Le conseil de défense ou l’inquiétant développement d’une gouvernance viciée <!-- --> | Atlantico.fr
Atlantico, c'est qui, c'est quoi ?
Newsletter
Décryptages
Pépites
Dossiers
Rendez-vous
Atlantico-Light
Vidéos
Podcasts
Politique
Emmanuel Macron assiste à un Conseil de défense avec le ministre français de la Santé Olivier Veran et le secrétaire général de l'Elysée Alexis Kohler, le 12 novembre 2020.
Emmanuel Macron assiste à un Conseil de défense avec le ministre français de la Santé Olivier Veran et le secrétaire général de l'Elysée Alexis Kohler, le 12 novembre 2020.
©Thibault Camus / POOL / AFP

Libertés publiques

Ce vendredi 2 septembre, Emmanuel Macron réunit un conseil de défense afin de se pencher sur la crise énergétique face à l’envolée des prix et aux risques de pénuries avec la guerre en Ukraine. Le chef de l’Etat, qui souhaitait gouverner autrement, reproduit le même schéma que lors de son premier mandat avec la crise sanitaire.

Rafaël Amselem

Rafaël Amselem

Rafaël Amselem, analyste en politique publique diplômé du département de droit public de la Sorbonne. Rafaël Amselem est également chargé d'études chez GenerationLibre.

 

Voir la bio »

Atlantico : Le gouvernement a annoncé un conseil de défense sur les questions énergétiques. Comment analyser cette décision ?

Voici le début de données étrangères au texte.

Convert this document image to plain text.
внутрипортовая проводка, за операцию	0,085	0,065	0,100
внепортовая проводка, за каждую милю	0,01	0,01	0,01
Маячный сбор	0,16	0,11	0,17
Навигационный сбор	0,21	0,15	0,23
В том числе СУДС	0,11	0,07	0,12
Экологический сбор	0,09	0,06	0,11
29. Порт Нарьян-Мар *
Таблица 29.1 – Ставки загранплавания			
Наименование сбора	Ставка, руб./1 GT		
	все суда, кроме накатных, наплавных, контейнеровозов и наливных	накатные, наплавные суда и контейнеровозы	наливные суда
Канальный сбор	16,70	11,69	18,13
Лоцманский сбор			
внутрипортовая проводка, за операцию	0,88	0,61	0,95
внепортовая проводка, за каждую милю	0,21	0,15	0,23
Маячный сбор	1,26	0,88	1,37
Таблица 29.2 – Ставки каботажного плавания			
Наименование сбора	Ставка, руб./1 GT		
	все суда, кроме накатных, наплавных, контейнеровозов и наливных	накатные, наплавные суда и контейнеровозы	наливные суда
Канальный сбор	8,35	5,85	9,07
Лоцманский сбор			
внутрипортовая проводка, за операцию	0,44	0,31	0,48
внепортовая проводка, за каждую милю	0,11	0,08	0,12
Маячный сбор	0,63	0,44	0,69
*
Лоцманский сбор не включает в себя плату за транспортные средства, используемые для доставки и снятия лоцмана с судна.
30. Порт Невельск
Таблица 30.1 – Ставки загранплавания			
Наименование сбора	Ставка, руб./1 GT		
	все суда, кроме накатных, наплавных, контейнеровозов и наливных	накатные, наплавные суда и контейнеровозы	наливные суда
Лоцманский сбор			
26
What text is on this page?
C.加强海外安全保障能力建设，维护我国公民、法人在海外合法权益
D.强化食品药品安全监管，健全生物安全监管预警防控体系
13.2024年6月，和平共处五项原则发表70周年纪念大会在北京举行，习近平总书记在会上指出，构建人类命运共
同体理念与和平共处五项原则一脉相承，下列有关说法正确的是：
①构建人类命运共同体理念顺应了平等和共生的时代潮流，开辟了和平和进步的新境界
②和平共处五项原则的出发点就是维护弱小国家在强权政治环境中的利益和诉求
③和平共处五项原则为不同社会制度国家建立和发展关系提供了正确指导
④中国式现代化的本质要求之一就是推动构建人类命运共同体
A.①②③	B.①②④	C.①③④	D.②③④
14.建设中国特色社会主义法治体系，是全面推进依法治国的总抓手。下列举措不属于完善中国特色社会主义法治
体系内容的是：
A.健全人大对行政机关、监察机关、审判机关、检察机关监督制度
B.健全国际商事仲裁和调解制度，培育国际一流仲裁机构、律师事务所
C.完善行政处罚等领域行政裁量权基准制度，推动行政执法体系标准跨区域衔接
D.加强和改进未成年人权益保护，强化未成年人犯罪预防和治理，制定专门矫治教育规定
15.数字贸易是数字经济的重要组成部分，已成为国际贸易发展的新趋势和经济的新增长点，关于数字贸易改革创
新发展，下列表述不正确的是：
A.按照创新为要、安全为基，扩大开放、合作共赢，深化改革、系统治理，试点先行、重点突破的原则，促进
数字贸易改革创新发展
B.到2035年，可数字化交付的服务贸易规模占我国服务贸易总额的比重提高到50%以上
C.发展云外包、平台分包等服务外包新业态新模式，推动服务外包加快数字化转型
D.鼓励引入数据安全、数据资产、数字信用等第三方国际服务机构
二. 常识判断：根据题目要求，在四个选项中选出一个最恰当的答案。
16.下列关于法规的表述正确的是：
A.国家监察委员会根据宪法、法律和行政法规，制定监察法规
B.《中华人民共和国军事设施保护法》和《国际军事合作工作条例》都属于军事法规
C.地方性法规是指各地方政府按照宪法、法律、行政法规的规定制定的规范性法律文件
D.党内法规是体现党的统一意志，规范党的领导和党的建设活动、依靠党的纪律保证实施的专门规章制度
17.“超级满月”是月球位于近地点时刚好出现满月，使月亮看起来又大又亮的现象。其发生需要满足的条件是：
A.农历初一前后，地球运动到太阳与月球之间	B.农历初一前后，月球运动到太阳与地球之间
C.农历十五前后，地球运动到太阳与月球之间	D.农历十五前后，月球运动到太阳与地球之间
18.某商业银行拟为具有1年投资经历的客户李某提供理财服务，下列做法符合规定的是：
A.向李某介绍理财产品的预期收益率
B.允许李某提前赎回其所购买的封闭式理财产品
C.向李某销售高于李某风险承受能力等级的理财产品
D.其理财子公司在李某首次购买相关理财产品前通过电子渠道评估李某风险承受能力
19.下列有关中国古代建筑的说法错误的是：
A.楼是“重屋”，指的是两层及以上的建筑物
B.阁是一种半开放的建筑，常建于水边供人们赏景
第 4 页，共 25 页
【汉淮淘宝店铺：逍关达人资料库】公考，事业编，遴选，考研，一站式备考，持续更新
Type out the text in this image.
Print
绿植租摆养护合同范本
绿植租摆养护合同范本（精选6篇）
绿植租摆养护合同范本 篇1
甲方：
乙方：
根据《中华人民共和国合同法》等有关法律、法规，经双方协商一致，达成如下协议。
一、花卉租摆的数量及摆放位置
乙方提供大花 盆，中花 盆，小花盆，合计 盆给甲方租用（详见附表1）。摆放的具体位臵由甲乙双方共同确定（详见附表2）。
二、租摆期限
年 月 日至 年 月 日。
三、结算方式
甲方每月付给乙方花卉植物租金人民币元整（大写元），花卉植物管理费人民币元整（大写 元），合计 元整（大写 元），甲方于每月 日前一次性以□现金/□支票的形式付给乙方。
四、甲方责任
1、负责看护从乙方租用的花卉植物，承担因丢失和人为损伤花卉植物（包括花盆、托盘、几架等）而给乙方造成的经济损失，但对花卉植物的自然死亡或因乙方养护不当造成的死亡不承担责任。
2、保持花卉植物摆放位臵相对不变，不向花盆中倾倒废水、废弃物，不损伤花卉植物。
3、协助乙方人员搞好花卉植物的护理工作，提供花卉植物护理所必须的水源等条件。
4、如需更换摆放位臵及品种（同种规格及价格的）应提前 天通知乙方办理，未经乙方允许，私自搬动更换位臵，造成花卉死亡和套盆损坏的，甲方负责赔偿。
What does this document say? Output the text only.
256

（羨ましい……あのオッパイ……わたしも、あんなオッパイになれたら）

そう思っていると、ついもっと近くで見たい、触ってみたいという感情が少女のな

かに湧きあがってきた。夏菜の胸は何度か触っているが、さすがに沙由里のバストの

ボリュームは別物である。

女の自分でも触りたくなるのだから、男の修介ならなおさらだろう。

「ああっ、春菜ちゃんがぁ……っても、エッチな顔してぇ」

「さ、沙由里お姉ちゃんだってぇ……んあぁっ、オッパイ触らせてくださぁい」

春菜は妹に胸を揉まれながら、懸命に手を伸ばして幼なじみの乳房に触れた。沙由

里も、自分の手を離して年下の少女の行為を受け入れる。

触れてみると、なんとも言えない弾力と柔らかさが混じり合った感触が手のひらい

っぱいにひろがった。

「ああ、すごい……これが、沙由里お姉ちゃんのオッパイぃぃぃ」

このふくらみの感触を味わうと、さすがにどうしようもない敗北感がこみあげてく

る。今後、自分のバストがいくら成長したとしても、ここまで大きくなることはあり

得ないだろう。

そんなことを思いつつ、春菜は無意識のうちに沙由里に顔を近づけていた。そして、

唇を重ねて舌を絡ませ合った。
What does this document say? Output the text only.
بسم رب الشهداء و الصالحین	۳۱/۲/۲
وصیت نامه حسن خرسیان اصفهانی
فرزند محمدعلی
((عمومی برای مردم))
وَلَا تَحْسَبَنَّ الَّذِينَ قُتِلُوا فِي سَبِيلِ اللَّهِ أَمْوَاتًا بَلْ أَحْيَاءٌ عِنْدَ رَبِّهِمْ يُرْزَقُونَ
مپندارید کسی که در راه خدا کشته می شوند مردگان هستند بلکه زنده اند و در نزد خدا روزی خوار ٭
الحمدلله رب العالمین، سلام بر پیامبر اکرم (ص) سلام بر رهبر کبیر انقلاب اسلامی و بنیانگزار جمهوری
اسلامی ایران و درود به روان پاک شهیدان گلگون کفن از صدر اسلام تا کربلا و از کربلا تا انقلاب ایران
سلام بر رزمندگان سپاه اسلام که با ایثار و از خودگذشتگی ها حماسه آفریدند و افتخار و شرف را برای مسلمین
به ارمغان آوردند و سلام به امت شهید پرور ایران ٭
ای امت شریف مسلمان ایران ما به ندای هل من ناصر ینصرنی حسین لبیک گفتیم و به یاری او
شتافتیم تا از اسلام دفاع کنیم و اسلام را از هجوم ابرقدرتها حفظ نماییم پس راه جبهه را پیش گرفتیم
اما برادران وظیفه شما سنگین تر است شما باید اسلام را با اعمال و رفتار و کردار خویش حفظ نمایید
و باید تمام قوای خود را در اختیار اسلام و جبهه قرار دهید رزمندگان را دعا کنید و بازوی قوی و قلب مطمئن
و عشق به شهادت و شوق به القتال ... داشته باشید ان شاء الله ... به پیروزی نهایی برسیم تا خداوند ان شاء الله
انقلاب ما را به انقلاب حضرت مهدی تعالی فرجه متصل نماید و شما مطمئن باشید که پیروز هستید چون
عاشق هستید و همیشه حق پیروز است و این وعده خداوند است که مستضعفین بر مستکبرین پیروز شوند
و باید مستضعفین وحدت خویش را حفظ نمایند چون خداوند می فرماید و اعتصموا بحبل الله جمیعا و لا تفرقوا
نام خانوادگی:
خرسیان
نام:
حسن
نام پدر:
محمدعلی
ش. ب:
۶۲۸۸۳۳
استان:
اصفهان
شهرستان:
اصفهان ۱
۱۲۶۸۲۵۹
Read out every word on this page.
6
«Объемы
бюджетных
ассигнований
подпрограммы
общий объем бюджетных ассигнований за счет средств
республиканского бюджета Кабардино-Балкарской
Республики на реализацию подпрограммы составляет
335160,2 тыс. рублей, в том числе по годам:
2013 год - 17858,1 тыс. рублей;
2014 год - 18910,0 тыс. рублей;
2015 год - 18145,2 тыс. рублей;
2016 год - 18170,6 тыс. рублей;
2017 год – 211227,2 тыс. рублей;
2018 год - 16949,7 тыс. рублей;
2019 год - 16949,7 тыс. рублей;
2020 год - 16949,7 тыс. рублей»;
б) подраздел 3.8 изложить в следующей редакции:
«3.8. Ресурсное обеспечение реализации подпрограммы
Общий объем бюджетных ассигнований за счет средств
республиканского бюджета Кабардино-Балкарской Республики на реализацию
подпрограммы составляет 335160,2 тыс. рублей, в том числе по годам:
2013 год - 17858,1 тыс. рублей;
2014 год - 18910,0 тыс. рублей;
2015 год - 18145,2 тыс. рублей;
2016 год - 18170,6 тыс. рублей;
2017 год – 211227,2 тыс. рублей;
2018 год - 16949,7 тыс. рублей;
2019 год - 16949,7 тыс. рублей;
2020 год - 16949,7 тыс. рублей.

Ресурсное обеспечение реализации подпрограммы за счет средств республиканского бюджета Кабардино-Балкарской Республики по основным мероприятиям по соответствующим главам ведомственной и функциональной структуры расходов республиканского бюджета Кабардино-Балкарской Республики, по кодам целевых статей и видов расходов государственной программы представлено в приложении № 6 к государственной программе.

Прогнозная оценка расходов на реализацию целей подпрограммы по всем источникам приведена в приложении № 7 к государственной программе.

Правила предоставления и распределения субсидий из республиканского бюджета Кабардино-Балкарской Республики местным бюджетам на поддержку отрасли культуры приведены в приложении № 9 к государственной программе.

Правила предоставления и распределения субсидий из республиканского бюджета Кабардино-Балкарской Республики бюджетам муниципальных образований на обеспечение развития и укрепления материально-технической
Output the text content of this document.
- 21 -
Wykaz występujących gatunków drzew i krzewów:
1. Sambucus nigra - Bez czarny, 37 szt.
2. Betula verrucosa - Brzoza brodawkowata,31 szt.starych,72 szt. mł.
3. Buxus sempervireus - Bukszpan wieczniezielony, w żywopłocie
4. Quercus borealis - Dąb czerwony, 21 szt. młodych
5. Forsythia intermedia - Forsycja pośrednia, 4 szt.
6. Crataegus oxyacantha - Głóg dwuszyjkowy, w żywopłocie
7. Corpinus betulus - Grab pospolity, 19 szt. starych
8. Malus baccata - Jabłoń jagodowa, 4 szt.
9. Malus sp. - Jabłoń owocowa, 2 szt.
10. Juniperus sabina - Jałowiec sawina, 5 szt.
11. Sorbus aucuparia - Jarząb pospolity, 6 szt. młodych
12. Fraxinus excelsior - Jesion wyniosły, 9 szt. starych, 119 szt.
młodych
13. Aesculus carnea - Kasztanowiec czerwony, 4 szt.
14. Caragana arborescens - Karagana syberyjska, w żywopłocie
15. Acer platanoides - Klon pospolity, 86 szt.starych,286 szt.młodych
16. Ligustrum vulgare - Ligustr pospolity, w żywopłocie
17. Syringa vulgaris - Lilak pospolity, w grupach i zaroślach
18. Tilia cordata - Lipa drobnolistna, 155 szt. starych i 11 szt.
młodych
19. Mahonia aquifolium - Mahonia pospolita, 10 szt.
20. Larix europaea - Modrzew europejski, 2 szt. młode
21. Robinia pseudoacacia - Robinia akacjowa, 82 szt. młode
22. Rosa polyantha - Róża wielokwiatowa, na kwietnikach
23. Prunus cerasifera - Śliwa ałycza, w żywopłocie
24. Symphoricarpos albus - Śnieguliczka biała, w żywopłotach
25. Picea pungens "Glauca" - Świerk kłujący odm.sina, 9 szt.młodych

Rafaël Amselem : Il est difficile de se mettre dans la tête des dirigeants mais si l’on observe les différentes déclarations, on peut y voir une volonté d’avertir du sérieux de la situation. C’est aussi sans doute une théâtralisation de la situation par la mise en scène d’un nouveau conseil de défense sur un thème qui, même s’il est grave, ne mérite pas qu’on fasse appel à un organisme couvert par le secret défense.

Pourquoi le recours au conseil de défense ne se justifie pas selon vous ?

Cela fait partie d’une façon de pratiquer le pouvoir qu’on a vu se développer avec la crise sanitaire qui introduit l’idée que les institutions n’ont pas été faites pour faire face aux crises qui se présentent à nous. Cela laisse entendre qu’il faudrait, à chaque fois, sortir du cadre usuel pour employer des méthodes exceptionnelles. C’est problématique du point de vue de la continuité de nos institutions, de la démocratie libérale – avec une centralisation de la décision, et cela nourrit une concentration autour de la figure présidentielle. Le président et l’exécutif se retrouvent isolés dans la prise de décision. Et même s’il y a un aura ensuite un débat, surtout avec la configuration de l’Assemblée, rien ne justifie autant de centralisme. Le secret défense est là pour se prémunir d’un ennemi qui menacerait la sécurité nationale. De quel ennemi essaie-t-on de se prémunir actuellement ? Personne. La crise de l’énergie n’est pas une personne, pas plus que le coronavirus ne l’est. En ce sens, la décision est illégitime et favorise la fragilisation de nos institutions. Pire, elle instille l’idée que la verticalité seule est à même de produire de l’efficacité, faisant fi des contre pouvoirs qui seraient avant tout un encadrement à cette efficacité.

À Lire Aussi

Passe sanitaire : mais qui osera dire STOP aux restrictions des libertés publiques décorrélées d’une efficacité sanitaire établie ?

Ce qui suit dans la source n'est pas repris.